Las funciones atribuidas a las vesículas extracelulares son muy variadas y dependen del tipo celular que las libere. En el sistema inmune las células dendríticas liberan vesículas que portan antígenos y complejos mayores de histocompatibilidad e inducen respuestas inmunes. También los macrófagos son capaces de liberar vesículas que promueven respuestas inmunes. Algunos tipos celulares, secretan inmunosupresores incluidos en vesículas. Los vesículas liberadas por las células mesenquimales ayudan a reparar lesiones, las procedentes del epitelio pulmonar favorecen la proliferación celular, las liberadas por las neuronas influyen en la comunicación nerviosa.
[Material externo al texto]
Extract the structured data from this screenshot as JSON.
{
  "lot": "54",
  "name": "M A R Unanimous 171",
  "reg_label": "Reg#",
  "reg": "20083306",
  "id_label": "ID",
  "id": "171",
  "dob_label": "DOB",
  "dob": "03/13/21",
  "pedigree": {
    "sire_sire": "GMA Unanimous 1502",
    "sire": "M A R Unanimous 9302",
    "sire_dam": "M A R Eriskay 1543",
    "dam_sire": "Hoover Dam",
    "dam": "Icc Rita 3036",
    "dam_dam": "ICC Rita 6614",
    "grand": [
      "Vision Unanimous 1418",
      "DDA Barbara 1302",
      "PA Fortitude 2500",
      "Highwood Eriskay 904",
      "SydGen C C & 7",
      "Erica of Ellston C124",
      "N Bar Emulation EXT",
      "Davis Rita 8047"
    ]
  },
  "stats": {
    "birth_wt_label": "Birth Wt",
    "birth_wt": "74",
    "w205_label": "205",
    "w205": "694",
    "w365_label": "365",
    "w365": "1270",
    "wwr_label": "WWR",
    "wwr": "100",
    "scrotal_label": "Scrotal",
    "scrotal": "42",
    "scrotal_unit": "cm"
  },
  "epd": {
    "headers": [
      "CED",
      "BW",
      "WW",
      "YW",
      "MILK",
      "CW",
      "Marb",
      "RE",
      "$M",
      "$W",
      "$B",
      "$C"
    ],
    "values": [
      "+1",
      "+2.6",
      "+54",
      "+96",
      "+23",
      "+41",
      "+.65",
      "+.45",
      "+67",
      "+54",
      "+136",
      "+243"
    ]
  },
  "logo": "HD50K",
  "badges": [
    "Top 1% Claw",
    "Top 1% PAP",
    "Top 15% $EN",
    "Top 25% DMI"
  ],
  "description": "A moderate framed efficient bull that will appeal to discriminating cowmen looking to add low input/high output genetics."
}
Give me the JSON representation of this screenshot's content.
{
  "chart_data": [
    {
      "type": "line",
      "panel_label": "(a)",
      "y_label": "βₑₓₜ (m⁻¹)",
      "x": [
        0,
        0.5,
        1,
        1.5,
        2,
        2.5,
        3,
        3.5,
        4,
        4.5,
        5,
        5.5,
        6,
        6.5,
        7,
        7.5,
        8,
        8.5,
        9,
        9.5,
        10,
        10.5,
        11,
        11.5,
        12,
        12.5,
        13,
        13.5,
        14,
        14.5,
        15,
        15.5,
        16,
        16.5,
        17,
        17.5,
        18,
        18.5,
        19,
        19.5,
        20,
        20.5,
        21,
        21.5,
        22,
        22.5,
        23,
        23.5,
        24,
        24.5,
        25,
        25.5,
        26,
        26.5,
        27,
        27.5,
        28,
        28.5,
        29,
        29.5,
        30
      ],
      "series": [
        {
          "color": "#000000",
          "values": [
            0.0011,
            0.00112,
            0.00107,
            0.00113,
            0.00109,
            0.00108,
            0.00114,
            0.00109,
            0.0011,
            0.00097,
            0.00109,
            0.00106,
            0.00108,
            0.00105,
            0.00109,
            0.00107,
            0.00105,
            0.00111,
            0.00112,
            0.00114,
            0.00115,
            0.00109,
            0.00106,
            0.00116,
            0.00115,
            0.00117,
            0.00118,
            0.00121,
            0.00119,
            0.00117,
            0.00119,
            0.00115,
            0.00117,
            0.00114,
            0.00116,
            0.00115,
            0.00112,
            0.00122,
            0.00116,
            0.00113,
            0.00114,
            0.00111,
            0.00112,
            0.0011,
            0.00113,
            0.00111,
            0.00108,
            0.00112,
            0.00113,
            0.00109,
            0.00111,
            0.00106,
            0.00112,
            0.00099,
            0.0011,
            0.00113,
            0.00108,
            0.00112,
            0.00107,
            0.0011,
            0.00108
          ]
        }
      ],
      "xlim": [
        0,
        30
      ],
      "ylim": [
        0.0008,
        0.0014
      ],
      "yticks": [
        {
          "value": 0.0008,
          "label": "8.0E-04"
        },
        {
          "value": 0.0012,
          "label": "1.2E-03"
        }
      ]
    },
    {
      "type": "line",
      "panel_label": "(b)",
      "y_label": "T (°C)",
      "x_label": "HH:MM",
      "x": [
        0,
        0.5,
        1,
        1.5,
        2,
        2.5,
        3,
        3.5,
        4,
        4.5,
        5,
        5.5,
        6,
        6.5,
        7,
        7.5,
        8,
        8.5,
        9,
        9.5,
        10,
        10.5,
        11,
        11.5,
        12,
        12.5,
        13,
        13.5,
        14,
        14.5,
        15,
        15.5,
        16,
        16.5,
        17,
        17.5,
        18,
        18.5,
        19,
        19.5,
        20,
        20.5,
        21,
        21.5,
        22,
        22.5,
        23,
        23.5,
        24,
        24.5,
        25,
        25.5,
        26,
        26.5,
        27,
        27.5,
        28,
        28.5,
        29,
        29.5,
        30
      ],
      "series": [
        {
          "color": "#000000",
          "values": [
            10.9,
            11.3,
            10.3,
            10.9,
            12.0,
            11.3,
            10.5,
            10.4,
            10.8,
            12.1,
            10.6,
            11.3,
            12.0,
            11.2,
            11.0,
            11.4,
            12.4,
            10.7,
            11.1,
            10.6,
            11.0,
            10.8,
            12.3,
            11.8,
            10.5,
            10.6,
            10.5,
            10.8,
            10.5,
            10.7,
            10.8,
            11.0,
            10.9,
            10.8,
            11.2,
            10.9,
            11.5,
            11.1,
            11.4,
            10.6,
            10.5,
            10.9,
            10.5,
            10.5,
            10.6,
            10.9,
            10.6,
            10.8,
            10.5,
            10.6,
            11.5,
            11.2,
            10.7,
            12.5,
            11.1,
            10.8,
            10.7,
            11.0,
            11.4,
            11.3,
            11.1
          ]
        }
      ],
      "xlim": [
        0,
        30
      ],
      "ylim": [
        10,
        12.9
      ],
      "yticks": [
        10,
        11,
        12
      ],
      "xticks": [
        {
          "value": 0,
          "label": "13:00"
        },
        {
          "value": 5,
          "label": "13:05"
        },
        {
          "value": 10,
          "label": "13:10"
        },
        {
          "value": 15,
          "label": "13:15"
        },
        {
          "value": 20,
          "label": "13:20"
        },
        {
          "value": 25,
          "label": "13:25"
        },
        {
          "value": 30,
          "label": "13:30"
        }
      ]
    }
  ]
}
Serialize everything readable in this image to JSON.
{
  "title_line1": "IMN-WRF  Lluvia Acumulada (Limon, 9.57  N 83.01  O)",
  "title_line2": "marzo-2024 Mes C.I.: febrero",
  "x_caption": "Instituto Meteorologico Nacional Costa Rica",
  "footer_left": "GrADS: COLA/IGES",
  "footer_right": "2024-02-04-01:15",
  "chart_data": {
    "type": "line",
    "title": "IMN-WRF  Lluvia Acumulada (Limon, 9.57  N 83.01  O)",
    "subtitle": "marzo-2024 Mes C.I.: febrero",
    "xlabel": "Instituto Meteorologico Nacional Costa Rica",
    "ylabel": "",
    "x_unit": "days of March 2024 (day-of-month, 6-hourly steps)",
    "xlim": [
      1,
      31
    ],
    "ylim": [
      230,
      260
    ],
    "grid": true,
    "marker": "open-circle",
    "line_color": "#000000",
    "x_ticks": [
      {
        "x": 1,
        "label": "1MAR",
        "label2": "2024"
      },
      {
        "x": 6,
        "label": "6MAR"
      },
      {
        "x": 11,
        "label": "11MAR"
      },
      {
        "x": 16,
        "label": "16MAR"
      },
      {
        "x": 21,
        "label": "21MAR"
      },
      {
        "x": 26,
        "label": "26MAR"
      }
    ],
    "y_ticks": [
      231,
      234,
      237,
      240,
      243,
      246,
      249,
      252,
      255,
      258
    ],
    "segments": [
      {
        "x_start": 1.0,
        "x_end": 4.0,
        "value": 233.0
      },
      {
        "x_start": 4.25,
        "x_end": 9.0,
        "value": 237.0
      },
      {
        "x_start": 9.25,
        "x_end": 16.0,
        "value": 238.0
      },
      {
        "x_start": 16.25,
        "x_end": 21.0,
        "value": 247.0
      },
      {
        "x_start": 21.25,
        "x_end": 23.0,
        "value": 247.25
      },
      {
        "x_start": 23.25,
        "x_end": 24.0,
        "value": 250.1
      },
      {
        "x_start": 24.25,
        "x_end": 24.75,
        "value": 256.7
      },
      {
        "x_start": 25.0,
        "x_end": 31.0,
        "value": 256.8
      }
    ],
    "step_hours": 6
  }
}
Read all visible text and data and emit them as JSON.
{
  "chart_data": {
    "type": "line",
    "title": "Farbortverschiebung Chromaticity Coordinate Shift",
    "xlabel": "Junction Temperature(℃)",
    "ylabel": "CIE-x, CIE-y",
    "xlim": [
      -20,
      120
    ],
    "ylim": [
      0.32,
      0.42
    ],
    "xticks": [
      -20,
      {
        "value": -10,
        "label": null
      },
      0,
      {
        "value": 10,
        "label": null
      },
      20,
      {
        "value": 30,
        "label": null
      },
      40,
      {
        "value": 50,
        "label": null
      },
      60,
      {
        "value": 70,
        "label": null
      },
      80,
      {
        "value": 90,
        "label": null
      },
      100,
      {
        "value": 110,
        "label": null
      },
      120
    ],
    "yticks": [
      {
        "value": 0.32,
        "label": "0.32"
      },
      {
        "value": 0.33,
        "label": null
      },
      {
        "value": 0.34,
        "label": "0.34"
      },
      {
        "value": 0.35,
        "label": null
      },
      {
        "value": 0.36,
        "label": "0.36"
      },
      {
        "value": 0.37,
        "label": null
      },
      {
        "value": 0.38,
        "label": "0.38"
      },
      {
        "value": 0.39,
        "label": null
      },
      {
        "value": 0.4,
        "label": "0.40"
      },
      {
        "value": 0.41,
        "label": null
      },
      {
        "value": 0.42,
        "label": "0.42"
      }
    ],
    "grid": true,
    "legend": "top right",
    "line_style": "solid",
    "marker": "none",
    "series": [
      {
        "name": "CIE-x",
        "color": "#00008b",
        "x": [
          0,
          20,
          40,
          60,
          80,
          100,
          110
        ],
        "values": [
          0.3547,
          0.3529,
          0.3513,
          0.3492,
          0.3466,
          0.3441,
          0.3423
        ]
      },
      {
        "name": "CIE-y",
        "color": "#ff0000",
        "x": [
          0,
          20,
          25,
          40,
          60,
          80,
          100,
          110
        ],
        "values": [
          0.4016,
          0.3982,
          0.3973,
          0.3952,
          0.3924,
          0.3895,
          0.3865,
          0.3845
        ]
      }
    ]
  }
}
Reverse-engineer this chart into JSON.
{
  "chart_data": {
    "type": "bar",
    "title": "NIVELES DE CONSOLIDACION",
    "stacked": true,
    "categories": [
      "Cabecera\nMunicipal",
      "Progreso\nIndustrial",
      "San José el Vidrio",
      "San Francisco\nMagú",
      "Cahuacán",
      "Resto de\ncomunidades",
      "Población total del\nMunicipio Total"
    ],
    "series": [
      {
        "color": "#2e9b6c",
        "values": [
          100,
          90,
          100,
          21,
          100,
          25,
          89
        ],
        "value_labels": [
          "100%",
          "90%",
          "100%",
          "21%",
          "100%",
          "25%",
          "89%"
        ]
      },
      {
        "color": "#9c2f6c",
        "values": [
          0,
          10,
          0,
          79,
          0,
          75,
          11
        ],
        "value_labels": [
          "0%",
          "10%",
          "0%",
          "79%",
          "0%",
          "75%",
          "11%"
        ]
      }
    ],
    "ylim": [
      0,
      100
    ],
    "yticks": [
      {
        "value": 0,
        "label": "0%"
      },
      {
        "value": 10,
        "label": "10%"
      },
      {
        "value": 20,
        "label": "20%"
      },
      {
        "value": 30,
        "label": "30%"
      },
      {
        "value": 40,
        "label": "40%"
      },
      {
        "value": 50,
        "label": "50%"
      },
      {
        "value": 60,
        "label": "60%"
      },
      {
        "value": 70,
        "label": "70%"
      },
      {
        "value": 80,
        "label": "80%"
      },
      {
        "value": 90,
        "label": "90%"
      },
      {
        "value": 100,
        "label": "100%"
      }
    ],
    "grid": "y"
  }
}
Un caso bien conocido es la liberación de melanina por en exosomas, denominados melanosomas, por a parte de los melanociotos. Estos melanosomas son incorporados por los queratinocitos de las capas basales y acumulados en torno al núcleo. Un descubrimiento más reciente aporta evidencias de que también los queratinocitos liberan exosomas que afectan a la producción y liberación de melanina por parte de los melanocitos. La vesículas extracelulares liberadas por las células tumorales han atraído la atención por su posible papel en la expansión del propio tumor. Así, se han encontrado metaloproteasas en tejidos tumorales, que son enzimas que degradan la matriz extracelular y facilitan la colonización por células metastásicas.

Bibliografía específica

Abels ER, Breakefield XO. 2006 . Introduction to extracellular vesicles: biogenesis, RNA cargo selection, content, release, and uptake. Cellular and molecular neurobiology. DOI 10.1007/s10571-016-0366-z.

Colombo M, Raposo G, Théry C. 2014. Biogenesis, secretion, and intercellular interactions of exosomes and other extracellular vesicles. Annual review in cell and developmental biology. 20: 255-289. DOI: 10.1146/annurev-cellbio-101512-122326.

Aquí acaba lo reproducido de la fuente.